More than 50 died as fire raged through the camp’s rickety shelters made of wood and plastic sheeting. All that remains is an expanse of ash littered with the blackened remains of cooking pots, lamps and corrugated iron. “My family fled to the countryside,” said Hussain Ibrahim Yusef, a young boy standing alone in the devastation. “We were separated. I don’t know where to follow them.”
Another day we drove south from Mogadishu towards Afgoye. The refugee camps started about ten miles out and went on and on — thousands upon thousands of families who are living out in the bush beneath orange tarpaulins or in the open, sheltered from the blazing sun and torrential rainstorms only by trees.
These people fled with little more than sleeping mats and the clothes they wore. Food is scarce. Vendors charge extortionate prices for water, so some refugees are drinking from dirty rivers. There is no sanitation, and relief efforts are hampered by the lack of security, poor infrastructure and harassment by government soldiers.
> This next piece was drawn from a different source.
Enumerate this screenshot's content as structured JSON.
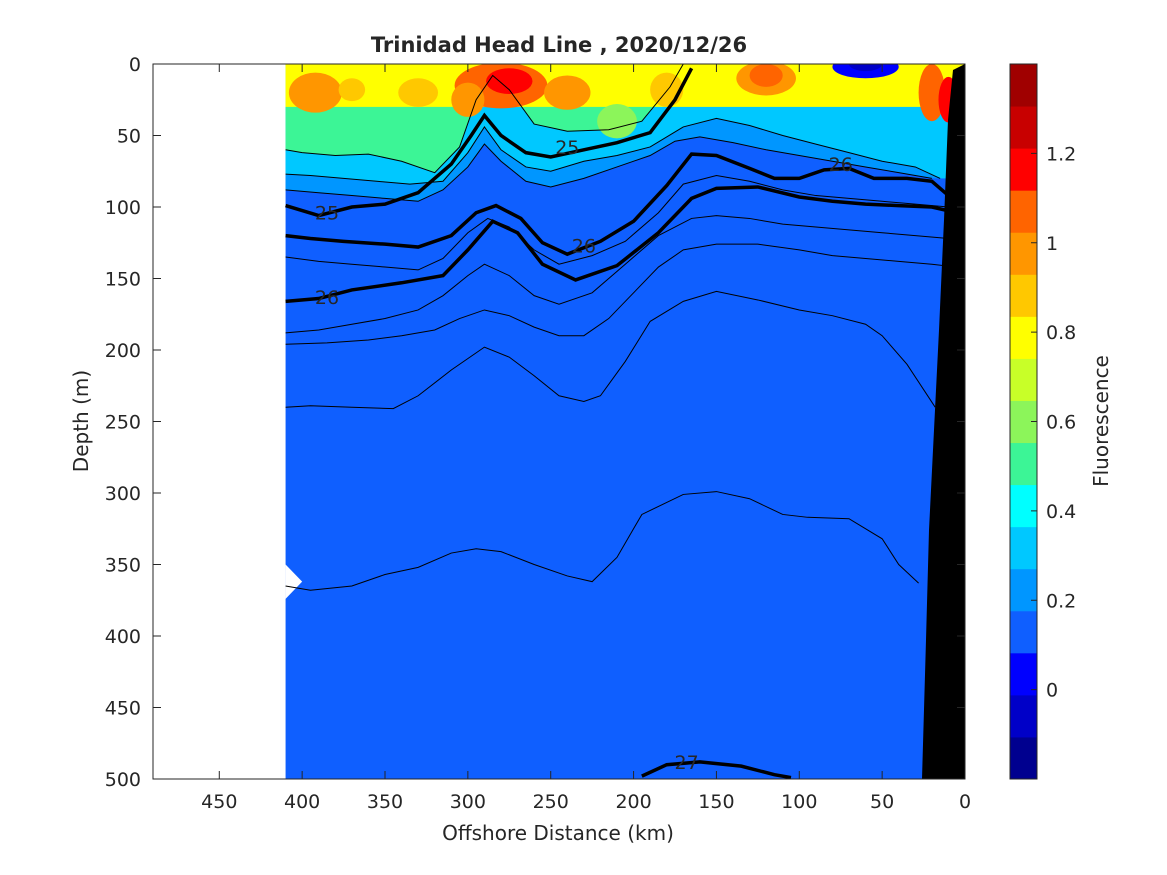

We found 1,865 families — perhaps 10,000 people — packed into the 59-acre (24-hectare) grounds of the Lafole Hospital alone. Hawa Abdi, 60, the doctor who runs the hospital with her daughter, said children there were suffering from dysentery.
One adult and four children had died. Pregnant women were suffering miscarriages. Supplies were running out. “We need peace. We need help,” she beseeched.
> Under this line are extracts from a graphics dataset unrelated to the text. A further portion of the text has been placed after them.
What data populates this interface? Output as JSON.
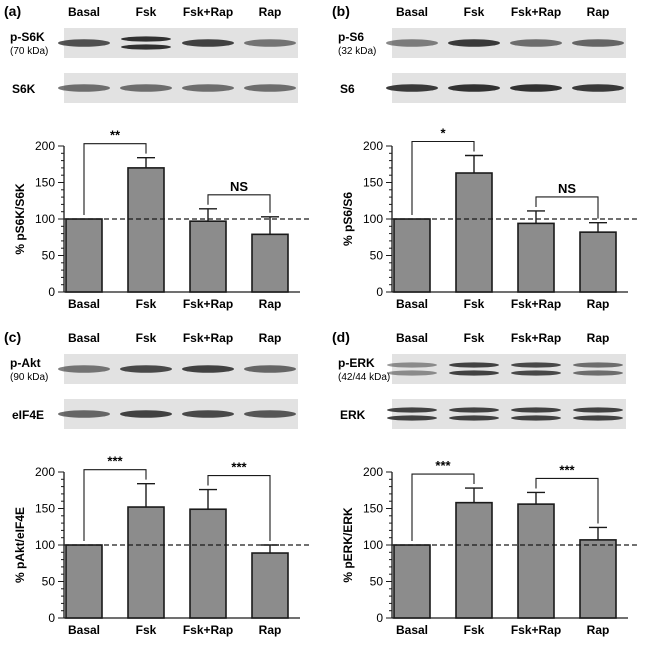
{
  "chart_data": [
    {
      "panel": "(a)",
      "type": "bar",
      "lanes": [
        "Basal",
        "Fsk",
        "Fsk+Rap",
        "Rap"
      ],
      "blot_rows": [
        {
          "label": "p-S6K",
          "sublabel": "(70 kDa)",
          "intensity": [
            0.75,
            0.95,
            0.85,
            0.5
          ],
          "double_band": [
            false,
            true,
            false,
            false
          ]
        },
        {
          "label": "S6K",
          "sublabel": "",
          "intensity": [
            0.55,
            0.55,
            0.55,
            0.55
          ],
          "double_band": [
            false,
            false,
            false,
            false
          ]
        }
      ],
      "categories": [
        "Basal",
        "Fsk",
        "Fsk+Rap",
        "Rap"
      ],
      "values": [
        100,
        170,
        97,
        79
      ],
      "errors": [
        0,
        14,
        17,
        24
      ],
      "ylabel": "% pS6K/S6K",
      "ylim": [
        0,
        200
      ],
      "yticks": [
        "0",
        "50",
        "100",
        "150",
        "200"
      ],
      "reference_line": 100,
      "comparisons": [
        {
          "from": 0,
          "to": 1,
          "label": "**"
        },
        {
          "from": 2,
          "to": 3,
          "label": "NS"
        }
      ]
    },
    {
      "panel": "(b)",
      "type": "bar",
      "lanes": [
        "Basal",
        "Fsk",
        "Fsk+Rap",
        "Rap"
      ],
      "blot_rows": [
        {
          "label": "p-S6",
          "sublabel": "(32 kDa)",
          "intensity": [
            0.45,
            0.9,
            0.55,
            0.6
          ],
          "double_band": [
            false,
            false,
            false,
            false
          ]
        },
        {
          "label": "S6",
          "sublabel": "",
          "intensity": [
            0.9,
            0.95,
            0.95,
            0.9
          ],
          "double_band": [
            false,
            false,
            false,
            false
          ]
        }
      ],
      "categories": [
        "Basal",
        "Fsk",
        "Fsk+Rap",
        "Rap"
      ],
      "values": [
        100,
        163,
        94,
        82
      ],
      "errors": [
        0,
        24,
        17,
        13
      ],
      "ylabel": "% pS6/S6",
      "ylim": [
        0,
        200
      ],
      "yticks": [
        "0",
        "50",
        "100",
        "150",
        "200"
      ],
      "reference_line": 100,
      "comparisons": [
        {
          "from": 0,
          "to": 1,
          "label": "*"
        },
        {
          "from": 2,
          "to": 3,
          "label": "NS"
        }
      ]
    },
    {
      "panel": "(c)",
      "type": "bar",
      "lanes": [
        "Basal",
        "Fsk",
        "Fsk+Rap",
        "Rap"
      ],
      "blot_rows": [
        {
          "label": "p-Akt",
          "sublabel": "(90 kDa)",
          "intensity": [
            0.5,
            0.8,
            0.85,
            0.6
          ],
          "double_band": [
            false,
            false,
            false,
            false
          ]
        },
        {
          "label": "eIF4E",
          "sublabel": "",
          "intensity": [
            0.6,
            0.85,
            0.8,
            0.7
          ],
          "double_band": [
            false,
            false,
            false,
            false
          ]
        }
      ],
      "categories": [
        "Basal",
        "Fsk",
        "Fsk+Rap",
        "Rap"
      ],
      "values": [
        100,
        152,
        149,
        89
      ],
      "errors": [
        0,
        32,
        27,
        11
      ],
      "ylabel": "% pAkt/eIF4E",
      "ylim": [
        0,
        200
      ],
      "yticks": [
        "0",
        "50",
        "100",
        "150",
        "200"
      ],
      "reference_line": 100,
      "comparisons": [
        {
          "from": 0,
          "to": 1,
          "label": "***"
        },
        {
          "from": 2,
          "to": 3,
          "label": "***"
        }
      ]
    },
    {
      "panel": "(d)",
      "type": "bar",
      "lanes": [
        "Basal",
        "Fsk",
        "Fsk+Rap",
        "Rap"
      ],
      "blot_rows": [
        {
          "label": "p-ERK",
          "sublabel": "(42/44 kDa)",
          "intensity": [
            0.35,
            0.85,
            0.8,
            0.55
          ],
          "double_band": [
            true,
            true,
            true,
            true
          ]
        },
        {
          "label": "ERK",
          "sublabel": "",
          "intensity": [
            0.85,
            0.85,
            0.85,
            0.85
          ],
          "double_band": [
            true,
            true,
            true,
            true
          ]
        }
      ],
      "categories": [
        "Basal",
        "Fsk",
        "Fsk+Rap",
        "Rap"
      ],
      "values": [
        100,
        158,
        156,
        107
      ],
      "errors": [
        0,
        20,
        16,
        17
      ],
      "ylabel": "% pERK/ERK",
      "ylim": [
        0,
        200
      ],
      "yticks": [
        "0",
        "50",
        "100",
        "150",
        "200"
      ],
      "reference_line": 100,
      "comparisons": [
        {
          "from": 0,
          "to": 1,
          "label": "***"
        },
        {
          "from": 2,
          "to": 3,
          "label": "***"
        }
      ]
    }
  ],
  "colors": {
    "bar_fill": "#8c8c8c",
    "bar_stroke": "#1a1a1a",
    "blot_bg": "#e2e2e2",
    "band": "#2a2a2a"
  }
}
We also found the new makeshift premises — a few corrugated iron shacks — of the Hayat hospital and nursing school which we had visited in Mogadishu last December. Abdirahman Figi, the hospital chief, said the Ethiopians had shelled it, stolen its money and medicines, then commandeered it for barracks. He said thousands of refugees were at risk from the onset of the rainy season and then winter. “The Islamic Courts brought peace and we were happy,” he said. The new Government was “worse than the warlords”.
In five days we spoke to scores of ordinary Somalis. Overwhelmingly they loathed a government they consider a puppet of the hated Ethiopians [Woyannes]. “As long as the Ethiopians [Woyannes] are on Somali soil the insurgents will get support,” said Muhammad Ibrahim, a gardener now living with his wife and three children at the Lafole hospital. “In the six months the Islamic Courts were here, less than 20 people lost their lives through violence. Now that many die in ten minutes,” said Hussein Adow, a businessman waiting outside the Madina hospital.
The Ethiopians [Woyanne occupation forces] had closed the main road back to Mogadishu, so we took a deeply rutted dirt track through the bush. We saw columns of black smoke rising above the distant city, and passed countless vehicles struggling southwards with yet more refugees.
Back in the capital we visited another hospital, the Benadir, and saw some of the most harrowing scenes of all. There were no beds. In one bare room after another the concrete floors were covered with emaciated children lying on filthy rugs, tended by desperate mothers. There were 700 of them, most under 5, all suffering from dysentery and cholera contracted in the refugee camps. Nowhere in Somalia is safe any more.